Sur place, l’entrée dans l’univers du vin réserve des surprises aux néophytes: la découverte, par exemple, qu’il existe du vin blanc à côté du vin rouge, de loin le plus consommé chez eux; que les vins doux, tels les Sauternes, peuvent être sucrés « comme des bonbons »; que la dégustation est très codifiée… La notion de « terroir » intrigue aussi beaucoup. « Dans un même village, on peut avoir différentes appellations, des châteaux très proches peuvent produire desvins très différents, c’est très surprenant », témoigne Difan Guo, 25 ans, en stage dans une célèbre oenothèque de la ville.
Mais les formateurs constatent à l’unisson une grande motivation et une « vraie soif de connaissances ». « Il y a ce sentiment qu’ils sont passés à côté de quelque chose pendant des années », témoigne Christophe Grosjean, responsable pédagogique au lycée agricole (EPLEFPA) de Bordeaux-Gironde, qui propose depuis deux ans une formation sur mesure à destination d’étudiants chinois.

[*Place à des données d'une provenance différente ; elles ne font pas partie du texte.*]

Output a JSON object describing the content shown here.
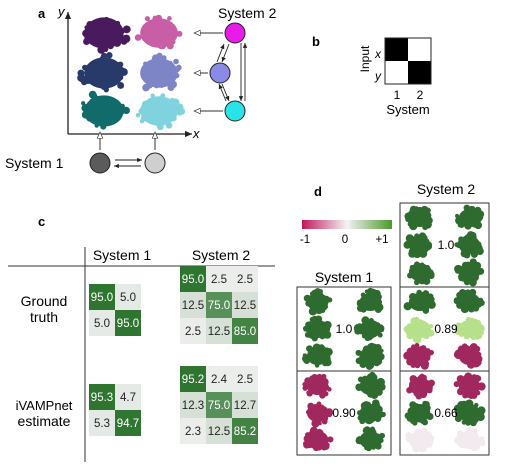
{
  "panel_a": {
    "label": "a",
    "axis_y": "y",
    "axis_x": "x",
    "system1_label": "System 1",
    "system2_label": "System 2",
    "system1_states": [
      "#5b5b5b",
      "#cfcfcf"
    ],
    "system2_states": [
      "#e81be8",
      "#8a8ae8",
      "#29e3e6"
    ],
    "cluster_colors_left": [
      "#4a1a5e",
      "#283a6a",
      "#116b6b"
    ],
    "cluster_colors_right": [
      "#c75ea6",
      "#7e85c6",
      "#7fd3de"
    ]
  },
  "panel_b": {
    "label": "b",
    "input_label": "Input",
    "row_labels": [
      "x",
      "y"
    ],
    "col_labels": [
      "1",
      "2"
    ],
    "system_label": "System",
    "matrix": [
      [
        1,
        0
      ],
      [
        0,
        1
      ]
    ]
  },
  "panel_c": {
    "label": "c",
    "col_headers": [
      "System 1",
      "System 2"
    ],
    "rows": [
      {
        "name_lines": [
          "Ground",
          "truth"
        ],
        "system1": [
          [
            "95.0",
            "5.0"
          ],
          [
            "5.0",
            "95.0"
          ]
        ],
        "system2": [
          [
            "95.0",
            "2.5",
            "2.5"
          ],
          [
            "12.5",
            "75.0",
            "12.5"
          ],
          [
            "2.5",
            "12.5",
            "85.0"
          ]
        ]
      },
      {
        "name_lines": [
          "iVAMPnet",
          "estimate"
        ],
        "system1": [
          [
            "95.3",
            "4.7"
          ],
          [
            "5.3",
            "94.7"
          ]
        ],
        "system2": [
          [
            "95.2",
            "2.4",
            "2.5"
          ],
          [
            "12.3",
            "75.0",
            "12.7"
          ],
          [
            "2.3",
            "12.5",
            "85.2"
          ]
        ]
      }
    ]
  },
  "panel_d": {
    "label": "d",
    "colorbar_ticks": [
      "-1",
      "0",
      "+1"
    ],
    "system1_label": "System 1",
    "system2_label": "System 2",
    "system1_values": [
      "1.0",
      "0.90"
    ],
    "system2_values": [
      "1.0",
      "0.89",
      "0.66"
    ]
  }
}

Remise des diplômes à © l’Inseec en 2013
Les étudiants savent qu’étudier le vin en France, et en particulier dans le bordelais, premier des vignobles français à s’être lancé dans une conquête offensive du marché chinois, est un véritable « sésame » pour leur carrière future. Et les rachats de châteaux par de riches Chinois telle l’actrice Zhao Wei à Saint-Emilion, n’a fait que renforcer ce prestige, suscitant un intérêt croissant chez les jeunes, souligne Yann Chaigne, responsable des enseignements à l’IPC.
« C’est vrai que dans le vin, on travaille avec les riches », reconnaît Yuchen Zhou, une Pékinoise de 28 ans, venue d’abord à Bordeaux suivre un master en finances, sans aucun lien avec le vin. Mais c’est l’omniprésence du nectar dans la vie sociale bordelaise qui l’a rapidement amenée à s’y intéresser. Après des stages en marketing et oenotourisme dans différents châteaux, elle est aujourd’hui chargée par le Cafa de nouer des liens à Pékin pour l’ouverture d’une antenne chinoise.
Si la plupart des étudiants sont issus de milieux sociaux aisés, voire très riches pour quelques-uns – ils ont souvent déjà fait plusieurs années d’études en Chine et suivi des cours de langue à l’Alliance française – les profils se sont diversifiés ces dernières années. Certains viennent de milieux plus modestes et travaillent pour payer leurs études, dont le coût annuel varie de 3.800 à 20.000 euros, hors hébergement.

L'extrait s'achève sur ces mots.